Les pays en guerre donnent lieu à toutes sortes de légendes. L’actuel conflit qui oppose l’Ukraine à la Russie n’y échappera pas. Parfois ces récits à caractère souvent folklorique glorifient des héros, des actions, qui sait des lieux même apparemment sans intérêt. Entre temps, il est des ouvrages desquels émerge la singularité affichée par des êtres de silence dans un pays qui n’est pas que ruines. “Lucky Breaks”, [1] de la photographe et écrivaine ukrainienne Yevgenia Beloruset, en constitue un fort bel exemple.
Pierre Deschamps
De son séjour dans le Donbass et à Kiev dans les années précédant la guerre actuelle en Ukraine, Yevgenia Belorusets a rapporté des photos certes – elle est photographe avant tout –, mais elle a surtout fait des rencontres qui reprennent vie sous la forme de courts récits qui mettent de l’avant des femmes souvent énigmatiques, témoins de la vie de tous les jours dans cette région d’Europe de l’Est depuis longtemps sous la convoitise des Russes.
De ces courts récits pourraient suinter l’absence, la solitude, le désœuvrement, une forme d’abandon où se mêleraient la résignation et une possible amnésie sociale. Or les brins de vie qui sont racontés dans ce recueil font de l’existence de quelques-unes une vie hors du néant. Des récits plutôt touchants à plusieurs égards, drôles, parfois pleins de tendresse qui donnent du relief à des quotidiens apparemment acratopèges.

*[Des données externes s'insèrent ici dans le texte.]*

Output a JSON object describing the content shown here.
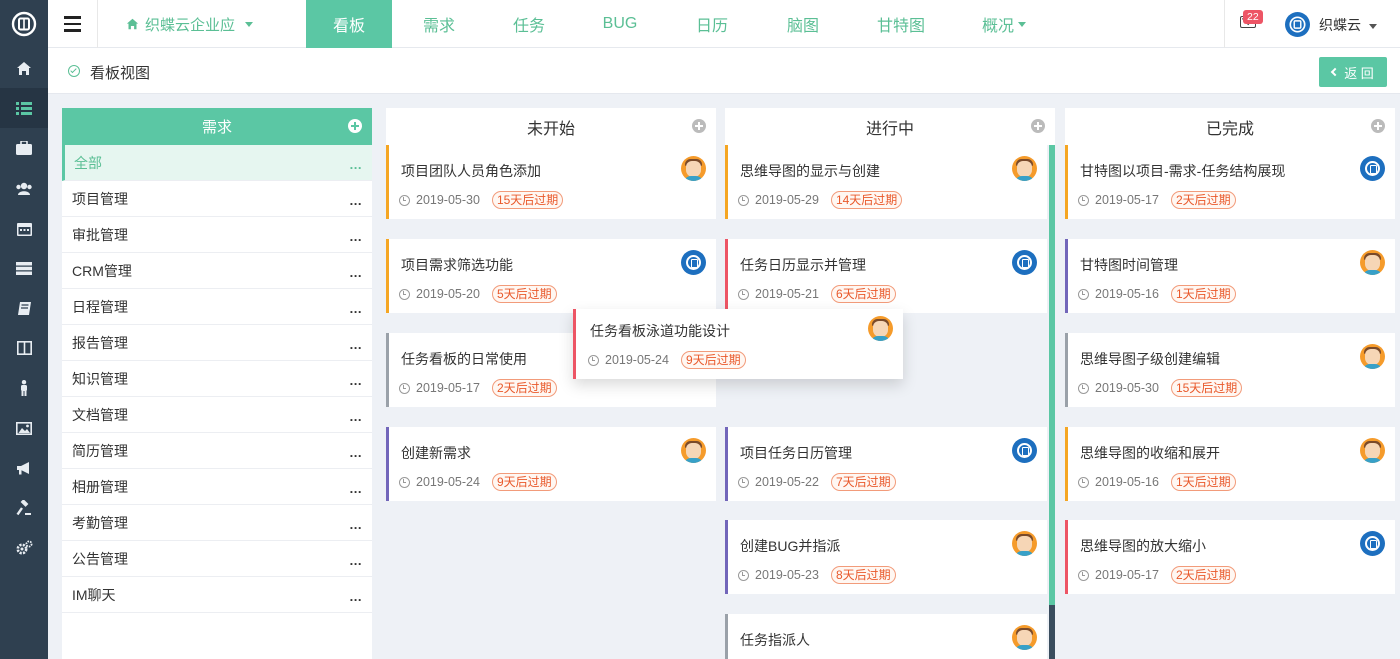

Dans la postface, le traducteur Eugene Ostashevsky raconte que le propos de Yevgenia Belorusets n’était pas de rapporter de quelconques histoires vraies, mais de « rétablir le droit des histoires supprimées, invisibles et inouïes à être racontées ».
Aiguille et don
En ouverture, il y a cette femme sans nom qui vit rue Mala Zhytomyrska, à Kiev, qui au moment de sortir de chez elle, aperçoit un accroc sur une blouse qu’elle s’empresse de raccommoder. Mais elle y oublie l’aiguille et le bout de fil resté dans le chas. Ou plutôt semble les y avoir laissés on ne sait trop pourquoi.

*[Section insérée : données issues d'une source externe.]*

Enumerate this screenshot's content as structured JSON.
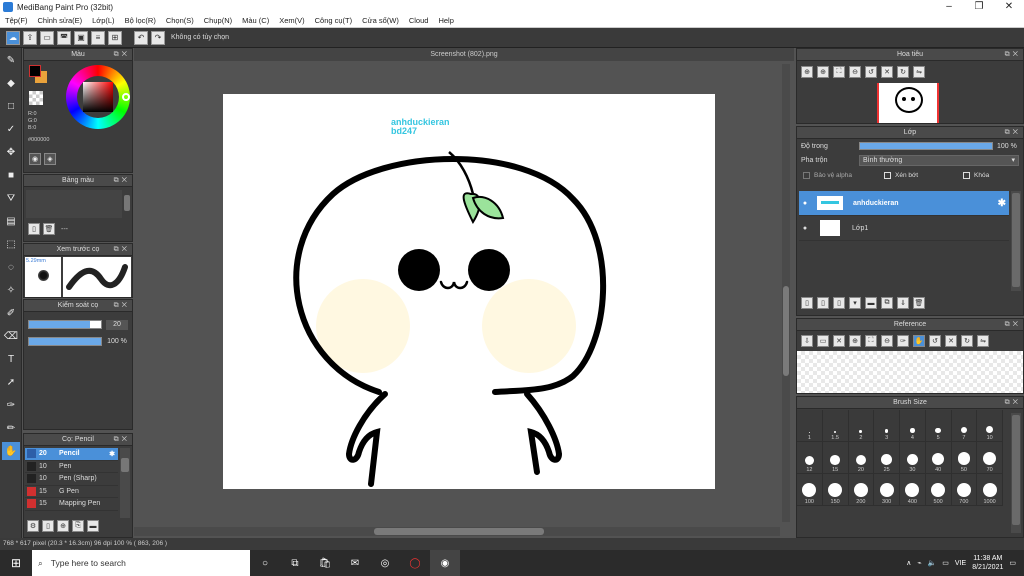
{
  "window": {
    "title": "MediBang Paint Pro (32bit)",
    "min": "–",
    "max": "❐",
    "close": "✕"
  },
  "menu": [
    "Tệp(F)",
    "Chỉnh sửa(E)",
    "Lớp(L)",
    "Bộ lọc(R)",
    "Chọn(S)",
    "Chụp(N)",
    "Màu (C)",
    "Xem(V)",
    "Công cụ(T)",
    "Cửa sổ(W)",
    "Cloud",
    "Help"
  ],
  "toolbar": {
    "selection_text": "Không có tùy chọn"
  },
  "color_panel": {
    "title": "Màu",
    "rgb": "R:0\nG:0\nB:0",
    "hex": "#000000",
    "fg_color": "#000000",
    "bg_color": "#ffffff"
  },
  "palette_panel": {
    "title": "Bảng màu",
    "delete_label": "---"
  },
  "brush_preview": {
    "title": "Xem trước cọ",
    "size_label": "5.29mm"
  },
  "brush_control": {
    "title": "Kiểm soát cọ",
    "size": "20",
    "opacity": "100 %",
    "size_fraction": 0.85,
    "opacity_fraction": 1.0
  },
  "brush_list": {
    "title": "Cọ: Pencil",
    "items": [
      {
        "size": "20",
        "name": "Pencil",
        "color": "#2d5fa8",
        "selected": true
      },
      {
        "size": "10",
        "name": "Pen",
        "color": "#222222"
      },
      {
        "size": "10",
        "name": "Pen (Sharp)",
        "color": "#222222"
      },
      {
        "size": "15",
        "name": "G Pen",
        "color": "#d03030"
      },
      {
        "size": "15",
        "name": "Mapping Pen",
        "color": "#d03030"
      }
    ]
  },
  "canvas": {
    "doc_title": "Screenshot (802).png",
    "text_line1": "anhduckieran",
    "text_line2": "bd247"
  },
  "navigator": {
    "title": "Hoa tiêu"
  },
  "layers": {
    "title": "Lớp",
    "opacity_label": "Độ trong",
    "opacity_value": "100 %",
    "blend_label": "Pha trộn",
    "blend_value": "Bình thường",
    "protect_alpha": "Bảo vệ alpha",
    "clipping": "Xén bớt",
    "lock": "Khóa",
    "items": [
      {
        "name": "anhduckieran",
        "selected": true
      },
      {
        "name": "Lớp1",
        "selected": false
      }
    ]
  },
  "reference": {
    "title": "Reference"
  },
  "brush_size": {
    "title": "Brush Size",
    "sizes": [
      "1",
      "1.5",
      "2",
      "3",
      "4",
      "5",
      "7",
      "10",
      "12",
      "15",
      "20",
      "25",
      "30",
      "40",
      "50",
      "70",
      "100",
      "150",
      "200",
      "300",
      "400",
      "500",
      "700",
      "1000"
    ]
  },
  "status": {
    "text": "768 * 617 pixel   (20.3 * 16.3cm)   96 dpi   100 %   ( 863, 206 )"
  },
  "taskbar": {
    "search_placeholder": "Type here to search",
    "time": "11:38 AM",
    "date": "8/21/2021",
    "lang": "VIE"
  }
}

Puis il y a cette autre femme Mariya Ilyinichna qui est sage-femme et qui accueille les nouveau-nés à l’aide d’un gant rouge et blanc. De cette femme l’auteure dira peu de choses comme elle le lui a promis. Tout juste apprend-on qu’elle possède une sorte de don : elle n’oublie jamais le visage des enfants qu’elle met au monde, elle les reconnaît même quand devenus adultes elle les croise dans la rue.
Anxiété et sonorité
Malvina, qui avait trois emplois, était toujours malade. Puis un jour, elle cessa de l’être. Durant plusieurs mois, elle s’inquiéta de cet état inhabituel, au point de développer une forme légère d’anxiété. Puis elle eut à nouveau des problèmes de santé, s’alita et se sentit heureuse de l’être. Pour remercier elle ne savait trop qui ou quoi de cet état retrouvé, elle accepta un quatrième emploi, bénévole celui- là, auprès de plus démunis qu’elle.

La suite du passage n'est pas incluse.